Simon Owens's Media Newsletter

Simon Owens's Media Newsletter

Is there life after CNN? Chris Cillizza hopes so

After being cast off from the “most trusted name in news,” the political analyst is trying to forge his own path.

Simon Owens
Nov 05, 2024
∙ Paid

If you’re someone who’s been unlucky enough to get fired from a job — whether it was for cause or the result of mass layoffs — there’s a good chance you remember it as one of the worst days of your life. The experience brings with it such a potent mix of shame, insecurity, and anxiety that it triggers a feeling almost akin to shell shock. 

Chris Cillizza certainly experienced all of those emotions when he was let go from CNN in December of 2022, but he has the added bonus of getting to relive them whenever someone wants to be cruel to him on the internet. On October 3rd, for instance, a Twitter account with the username Brady Eyestone tweeted a reply that read, “Jesus man. This is why CNN fired you.” A few days before that, another user named Sann Diamond tweeted, “There's a reason why CNN fired you.” In fact, if you run a Twitter advanced search for the terms “@ChrisCillizza,” “cnn,” and “fired,” you’ll see that someone lodges this attack roughly every other day, on average. In September alone, 17 tweets contained those three words.

Cillizza has developed a thick skin after so many years of writing about politics on the internet, but it’s clear that this particular brand of insult gets to him, especially because he thinks it mischaracterizes his firing. “As far as I know, I was a number on a spreadsheet for a company that we knew needed to cut money,” he told me. During his entire tenure at the network, he had received nothing but positive feedback from his bosses, and his pieces were a major traffic driver for CNN’s website.

Cillizza also doesn’t understand why someone would celebrate such a uniquely horrible event, even if it happened to someone they didn’t like. “About 40% of people who work will be laid off at some point in their life. So it's not 90%, but it's also not 5%,” he said. “It fucking sucked. It was awful … Let's say a person I really don't like in politics gets laid off. I could never imagine being like, ‘hey, man, still unemployed?’ It’s a weird flex.”

But whatever pain Cillizza feels from these cheap shots is at least partially assuaged by the progress he’s made in his post-CNN career.

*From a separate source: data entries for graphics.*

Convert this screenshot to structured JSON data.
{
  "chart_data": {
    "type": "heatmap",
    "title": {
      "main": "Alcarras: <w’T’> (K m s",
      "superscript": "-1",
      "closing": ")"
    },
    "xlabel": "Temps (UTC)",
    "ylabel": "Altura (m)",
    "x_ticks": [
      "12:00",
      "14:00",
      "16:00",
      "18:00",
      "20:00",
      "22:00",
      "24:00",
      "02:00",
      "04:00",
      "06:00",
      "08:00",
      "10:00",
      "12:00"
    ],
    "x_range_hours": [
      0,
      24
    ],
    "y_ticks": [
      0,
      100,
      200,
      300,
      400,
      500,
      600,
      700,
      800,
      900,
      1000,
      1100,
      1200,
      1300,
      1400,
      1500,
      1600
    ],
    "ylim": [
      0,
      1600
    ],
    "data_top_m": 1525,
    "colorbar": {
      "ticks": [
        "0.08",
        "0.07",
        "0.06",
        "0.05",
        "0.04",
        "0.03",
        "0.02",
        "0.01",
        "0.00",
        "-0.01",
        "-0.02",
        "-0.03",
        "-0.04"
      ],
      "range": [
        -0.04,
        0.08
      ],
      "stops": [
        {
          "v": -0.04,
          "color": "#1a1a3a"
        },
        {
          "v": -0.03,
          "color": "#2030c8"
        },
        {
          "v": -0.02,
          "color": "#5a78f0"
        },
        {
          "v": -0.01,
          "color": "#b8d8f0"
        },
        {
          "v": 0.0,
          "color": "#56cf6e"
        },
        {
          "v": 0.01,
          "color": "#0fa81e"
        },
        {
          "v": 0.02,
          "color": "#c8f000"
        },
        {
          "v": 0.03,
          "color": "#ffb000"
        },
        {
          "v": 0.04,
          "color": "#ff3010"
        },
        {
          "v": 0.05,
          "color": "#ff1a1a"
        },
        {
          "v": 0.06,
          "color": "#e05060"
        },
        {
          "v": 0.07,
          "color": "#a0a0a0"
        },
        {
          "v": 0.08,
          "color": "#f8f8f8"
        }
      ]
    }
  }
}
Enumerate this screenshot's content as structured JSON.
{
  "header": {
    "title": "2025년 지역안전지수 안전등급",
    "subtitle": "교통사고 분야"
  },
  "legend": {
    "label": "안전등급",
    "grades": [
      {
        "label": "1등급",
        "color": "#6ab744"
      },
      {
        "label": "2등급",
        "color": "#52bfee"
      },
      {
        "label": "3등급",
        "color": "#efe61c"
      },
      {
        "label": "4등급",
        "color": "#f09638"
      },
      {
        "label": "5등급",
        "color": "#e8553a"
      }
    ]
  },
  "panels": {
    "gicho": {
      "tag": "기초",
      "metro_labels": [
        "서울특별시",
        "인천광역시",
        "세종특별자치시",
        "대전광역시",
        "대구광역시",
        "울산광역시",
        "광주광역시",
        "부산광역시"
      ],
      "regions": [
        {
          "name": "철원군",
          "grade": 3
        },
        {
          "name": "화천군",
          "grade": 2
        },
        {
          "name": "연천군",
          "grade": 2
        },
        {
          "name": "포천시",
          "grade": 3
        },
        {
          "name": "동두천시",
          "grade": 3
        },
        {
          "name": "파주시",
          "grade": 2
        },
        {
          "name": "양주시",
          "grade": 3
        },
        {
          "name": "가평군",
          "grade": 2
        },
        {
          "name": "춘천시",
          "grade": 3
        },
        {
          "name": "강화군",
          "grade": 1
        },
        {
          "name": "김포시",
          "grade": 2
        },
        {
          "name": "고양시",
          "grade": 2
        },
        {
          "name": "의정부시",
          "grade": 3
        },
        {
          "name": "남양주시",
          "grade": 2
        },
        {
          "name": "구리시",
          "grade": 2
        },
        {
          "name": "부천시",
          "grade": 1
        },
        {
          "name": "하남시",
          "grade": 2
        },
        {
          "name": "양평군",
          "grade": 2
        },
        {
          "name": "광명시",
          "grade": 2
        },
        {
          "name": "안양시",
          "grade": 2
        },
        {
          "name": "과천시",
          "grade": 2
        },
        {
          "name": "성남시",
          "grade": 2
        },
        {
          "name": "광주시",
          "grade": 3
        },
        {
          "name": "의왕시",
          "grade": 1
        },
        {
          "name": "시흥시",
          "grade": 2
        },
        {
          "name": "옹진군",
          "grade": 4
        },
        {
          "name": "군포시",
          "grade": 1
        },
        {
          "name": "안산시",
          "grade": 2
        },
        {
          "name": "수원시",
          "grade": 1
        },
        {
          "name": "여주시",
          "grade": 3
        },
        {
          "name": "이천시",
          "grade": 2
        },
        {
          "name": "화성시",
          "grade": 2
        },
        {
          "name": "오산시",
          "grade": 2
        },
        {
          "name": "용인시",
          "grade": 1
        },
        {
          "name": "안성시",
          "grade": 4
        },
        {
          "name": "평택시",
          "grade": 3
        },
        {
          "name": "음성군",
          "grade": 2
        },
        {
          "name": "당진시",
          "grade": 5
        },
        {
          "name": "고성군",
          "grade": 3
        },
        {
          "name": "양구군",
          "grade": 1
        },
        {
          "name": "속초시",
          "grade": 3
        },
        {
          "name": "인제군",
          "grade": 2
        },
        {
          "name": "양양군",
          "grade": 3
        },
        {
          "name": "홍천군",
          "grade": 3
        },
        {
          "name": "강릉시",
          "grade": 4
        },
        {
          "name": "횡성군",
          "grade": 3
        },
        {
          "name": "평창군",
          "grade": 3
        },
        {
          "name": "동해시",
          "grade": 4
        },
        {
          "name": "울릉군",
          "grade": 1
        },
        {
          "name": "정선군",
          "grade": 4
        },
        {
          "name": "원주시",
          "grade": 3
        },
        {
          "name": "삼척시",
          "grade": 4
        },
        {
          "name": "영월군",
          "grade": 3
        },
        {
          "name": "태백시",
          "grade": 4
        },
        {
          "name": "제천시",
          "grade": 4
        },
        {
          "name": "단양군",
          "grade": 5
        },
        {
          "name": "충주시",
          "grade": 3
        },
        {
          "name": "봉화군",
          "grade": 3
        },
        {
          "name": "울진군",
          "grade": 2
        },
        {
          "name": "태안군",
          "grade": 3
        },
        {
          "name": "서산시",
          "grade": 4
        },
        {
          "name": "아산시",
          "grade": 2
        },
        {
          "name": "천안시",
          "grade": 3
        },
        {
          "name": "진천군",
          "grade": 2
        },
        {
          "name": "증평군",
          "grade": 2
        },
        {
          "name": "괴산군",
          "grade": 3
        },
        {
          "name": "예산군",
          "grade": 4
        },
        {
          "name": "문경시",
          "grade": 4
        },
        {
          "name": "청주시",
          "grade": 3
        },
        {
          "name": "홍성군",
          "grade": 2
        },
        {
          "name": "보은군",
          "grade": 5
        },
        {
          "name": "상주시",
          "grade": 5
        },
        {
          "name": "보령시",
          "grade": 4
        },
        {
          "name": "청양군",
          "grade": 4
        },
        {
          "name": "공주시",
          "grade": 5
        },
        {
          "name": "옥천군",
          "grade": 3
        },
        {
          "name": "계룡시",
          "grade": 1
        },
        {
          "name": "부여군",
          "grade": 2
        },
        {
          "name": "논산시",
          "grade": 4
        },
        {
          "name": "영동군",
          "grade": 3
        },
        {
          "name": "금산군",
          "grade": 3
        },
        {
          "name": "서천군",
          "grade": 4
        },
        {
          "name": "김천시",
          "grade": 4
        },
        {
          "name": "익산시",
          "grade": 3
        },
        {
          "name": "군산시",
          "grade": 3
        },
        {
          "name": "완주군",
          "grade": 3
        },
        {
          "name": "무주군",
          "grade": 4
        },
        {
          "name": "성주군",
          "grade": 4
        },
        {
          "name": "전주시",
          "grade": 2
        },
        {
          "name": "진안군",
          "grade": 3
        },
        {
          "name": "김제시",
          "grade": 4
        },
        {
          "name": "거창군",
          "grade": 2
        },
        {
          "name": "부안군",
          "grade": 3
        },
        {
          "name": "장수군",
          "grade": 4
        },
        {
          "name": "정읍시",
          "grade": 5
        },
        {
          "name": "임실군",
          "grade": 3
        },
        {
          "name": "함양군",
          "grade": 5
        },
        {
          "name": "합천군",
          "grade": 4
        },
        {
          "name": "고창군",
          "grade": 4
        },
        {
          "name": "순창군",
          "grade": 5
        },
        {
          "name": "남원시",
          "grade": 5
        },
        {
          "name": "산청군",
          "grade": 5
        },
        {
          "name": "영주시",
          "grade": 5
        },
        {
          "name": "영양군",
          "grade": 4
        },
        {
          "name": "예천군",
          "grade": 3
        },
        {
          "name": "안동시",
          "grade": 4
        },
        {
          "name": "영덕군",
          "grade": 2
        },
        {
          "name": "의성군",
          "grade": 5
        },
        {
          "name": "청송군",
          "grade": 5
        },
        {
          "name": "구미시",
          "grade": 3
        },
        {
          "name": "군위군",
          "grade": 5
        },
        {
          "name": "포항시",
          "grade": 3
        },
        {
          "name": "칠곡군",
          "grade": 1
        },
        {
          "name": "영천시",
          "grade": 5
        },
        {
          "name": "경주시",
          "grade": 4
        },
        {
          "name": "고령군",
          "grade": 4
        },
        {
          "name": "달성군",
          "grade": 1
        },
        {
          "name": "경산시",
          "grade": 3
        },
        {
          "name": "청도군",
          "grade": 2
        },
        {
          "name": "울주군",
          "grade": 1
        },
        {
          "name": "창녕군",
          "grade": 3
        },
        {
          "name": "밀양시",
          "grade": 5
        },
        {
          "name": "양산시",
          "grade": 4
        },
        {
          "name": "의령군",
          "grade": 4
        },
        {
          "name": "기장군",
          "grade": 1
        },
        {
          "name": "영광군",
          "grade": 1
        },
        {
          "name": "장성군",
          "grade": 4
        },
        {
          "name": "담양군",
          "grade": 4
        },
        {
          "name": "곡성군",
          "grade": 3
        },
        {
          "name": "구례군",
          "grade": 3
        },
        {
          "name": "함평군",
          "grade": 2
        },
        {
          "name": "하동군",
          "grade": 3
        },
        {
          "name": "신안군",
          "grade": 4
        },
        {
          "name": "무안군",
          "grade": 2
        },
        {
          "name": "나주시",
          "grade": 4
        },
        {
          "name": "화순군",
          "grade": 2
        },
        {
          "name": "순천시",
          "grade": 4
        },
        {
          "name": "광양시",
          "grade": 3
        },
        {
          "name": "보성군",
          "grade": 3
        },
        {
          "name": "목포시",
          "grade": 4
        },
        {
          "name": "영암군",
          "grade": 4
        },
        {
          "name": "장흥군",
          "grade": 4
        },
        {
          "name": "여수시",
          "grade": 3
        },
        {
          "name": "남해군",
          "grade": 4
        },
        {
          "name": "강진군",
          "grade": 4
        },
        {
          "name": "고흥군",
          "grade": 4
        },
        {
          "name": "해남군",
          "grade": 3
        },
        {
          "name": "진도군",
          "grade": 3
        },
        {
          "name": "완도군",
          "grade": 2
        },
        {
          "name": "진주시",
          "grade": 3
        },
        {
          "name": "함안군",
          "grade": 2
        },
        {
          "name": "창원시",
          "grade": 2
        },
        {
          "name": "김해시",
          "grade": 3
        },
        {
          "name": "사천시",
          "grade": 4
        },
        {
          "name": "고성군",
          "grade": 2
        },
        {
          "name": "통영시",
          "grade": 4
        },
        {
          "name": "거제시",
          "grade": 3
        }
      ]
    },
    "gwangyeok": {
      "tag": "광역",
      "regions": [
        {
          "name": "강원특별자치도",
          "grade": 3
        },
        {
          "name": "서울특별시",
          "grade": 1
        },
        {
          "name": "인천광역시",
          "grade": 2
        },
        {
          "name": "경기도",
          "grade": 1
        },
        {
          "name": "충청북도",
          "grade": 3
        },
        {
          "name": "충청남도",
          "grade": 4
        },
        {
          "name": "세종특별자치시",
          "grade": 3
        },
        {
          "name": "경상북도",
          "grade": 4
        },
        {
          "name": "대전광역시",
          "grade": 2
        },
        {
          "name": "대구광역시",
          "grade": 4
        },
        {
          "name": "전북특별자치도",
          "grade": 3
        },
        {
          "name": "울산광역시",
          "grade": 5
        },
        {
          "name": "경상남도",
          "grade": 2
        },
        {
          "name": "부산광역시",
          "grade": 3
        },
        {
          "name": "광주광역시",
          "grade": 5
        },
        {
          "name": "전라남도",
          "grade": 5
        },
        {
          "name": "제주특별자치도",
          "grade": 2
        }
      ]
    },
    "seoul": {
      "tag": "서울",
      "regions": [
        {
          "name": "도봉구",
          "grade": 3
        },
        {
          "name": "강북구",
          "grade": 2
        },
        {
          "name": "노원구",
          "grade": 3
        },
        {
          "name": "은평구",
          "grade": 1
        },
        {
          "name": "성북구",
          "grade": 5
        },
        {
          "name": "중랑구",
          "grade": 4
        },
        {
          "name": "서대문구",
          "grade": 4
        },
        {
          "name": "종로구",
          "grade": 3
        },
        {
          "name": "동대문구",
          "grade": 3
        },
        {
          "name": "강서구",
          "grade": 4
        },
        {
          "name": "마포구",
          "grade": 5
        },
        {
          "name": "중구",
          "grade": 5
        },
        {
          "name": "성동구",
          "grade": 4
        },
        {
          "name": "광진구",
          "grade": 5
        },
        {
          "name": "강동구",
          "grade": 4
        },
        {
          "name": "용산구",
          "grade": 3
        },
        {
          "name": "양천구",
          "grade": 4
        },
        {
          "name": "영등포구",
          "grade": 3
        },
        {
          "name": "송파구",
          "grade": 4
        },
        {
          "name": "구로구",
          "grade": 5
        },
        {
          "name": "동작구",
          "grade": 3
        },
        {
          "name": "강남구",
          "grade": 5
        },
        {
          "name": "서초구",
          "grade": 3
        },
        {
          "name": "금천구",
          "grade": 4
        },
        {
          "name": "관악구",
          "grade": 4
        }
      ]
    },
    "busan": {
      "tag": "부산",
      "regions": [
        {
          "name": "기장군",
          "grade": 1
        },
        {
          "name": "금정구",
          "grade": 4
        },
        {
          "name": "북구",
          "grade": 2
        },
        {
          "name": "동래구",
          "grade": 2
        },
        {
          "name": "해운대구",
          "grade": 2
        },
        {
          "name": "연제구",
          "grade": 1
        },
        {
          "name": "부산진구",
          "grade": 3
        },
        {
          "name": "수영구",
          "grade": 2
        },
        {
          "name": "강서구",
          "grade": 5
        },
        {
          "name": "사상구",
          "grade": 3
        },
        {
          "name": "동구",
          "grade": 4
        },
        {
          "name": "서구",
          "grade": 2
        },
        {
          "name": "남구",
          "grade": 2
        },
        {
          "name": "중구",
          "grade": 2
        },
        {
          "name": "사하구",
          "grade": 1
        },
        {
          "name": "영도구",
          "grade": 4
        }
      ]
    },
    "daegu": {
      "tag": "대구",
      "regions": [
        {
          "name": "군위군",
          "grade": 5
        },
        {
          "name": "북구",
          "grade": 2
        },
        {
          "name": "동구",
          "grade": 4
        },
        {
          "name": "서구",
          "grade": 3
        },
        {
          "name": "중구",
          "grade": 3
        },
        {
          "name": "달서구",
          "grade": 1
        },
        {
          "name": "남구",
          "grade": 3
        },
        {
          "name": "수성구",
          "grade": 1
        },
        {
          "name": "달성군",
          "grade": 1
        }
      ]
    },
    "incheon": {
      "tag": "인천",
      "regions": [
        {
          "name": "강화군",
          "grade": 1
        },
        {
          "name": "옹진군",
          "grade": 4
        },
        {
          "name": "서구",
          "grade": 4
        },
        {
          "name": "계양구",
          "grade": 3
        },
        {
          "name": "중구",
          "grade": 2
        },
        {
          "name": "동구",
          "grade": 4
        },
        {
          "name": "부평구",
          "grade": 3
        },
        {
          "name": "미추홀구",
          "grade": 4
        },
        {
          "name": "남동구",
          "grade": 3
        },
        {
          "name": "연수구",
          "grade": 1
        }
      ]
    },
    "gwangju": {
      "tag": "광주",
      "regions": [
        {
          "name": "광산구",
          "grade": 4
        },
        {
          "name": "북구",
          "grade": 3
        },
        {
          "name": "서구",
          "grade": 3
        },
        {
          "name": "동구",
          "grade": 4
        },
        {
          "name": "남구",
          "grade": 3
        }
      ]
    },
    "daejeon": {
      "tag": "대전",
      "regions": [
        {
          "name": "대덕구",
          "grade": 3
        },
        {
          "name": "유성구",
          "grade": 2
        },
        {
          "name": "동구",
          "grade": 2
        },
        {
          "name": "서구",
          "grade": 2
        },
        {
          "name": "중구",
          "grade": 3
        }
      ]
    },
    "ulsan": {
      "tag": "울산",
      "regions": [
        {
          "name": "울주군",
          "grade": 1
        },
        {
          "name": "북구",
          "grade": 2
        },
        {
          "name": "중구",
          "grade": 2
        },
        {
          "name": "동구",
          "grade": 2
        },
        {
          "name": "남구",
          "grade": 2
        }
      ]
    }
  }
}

In early 2023 he soft-launched a Substack publication that, as of this writing, has reached 3,654 paying subscribers, which translates roughly to $200,000 in annual revenue. His YouTube channel has grown to over 46,000 subscribers and its videos regularly amass tens of thousands of views — not exactly MrBeast numbers, but also not that far off from the viewership for your average CNN segment. And in November he’ll begin hosting a weekly TV series for the Monumental Sports Network where, per Washingtonian, “he’ll interview politicians and politics-adjacent people about their own athletic experiences and fandom.”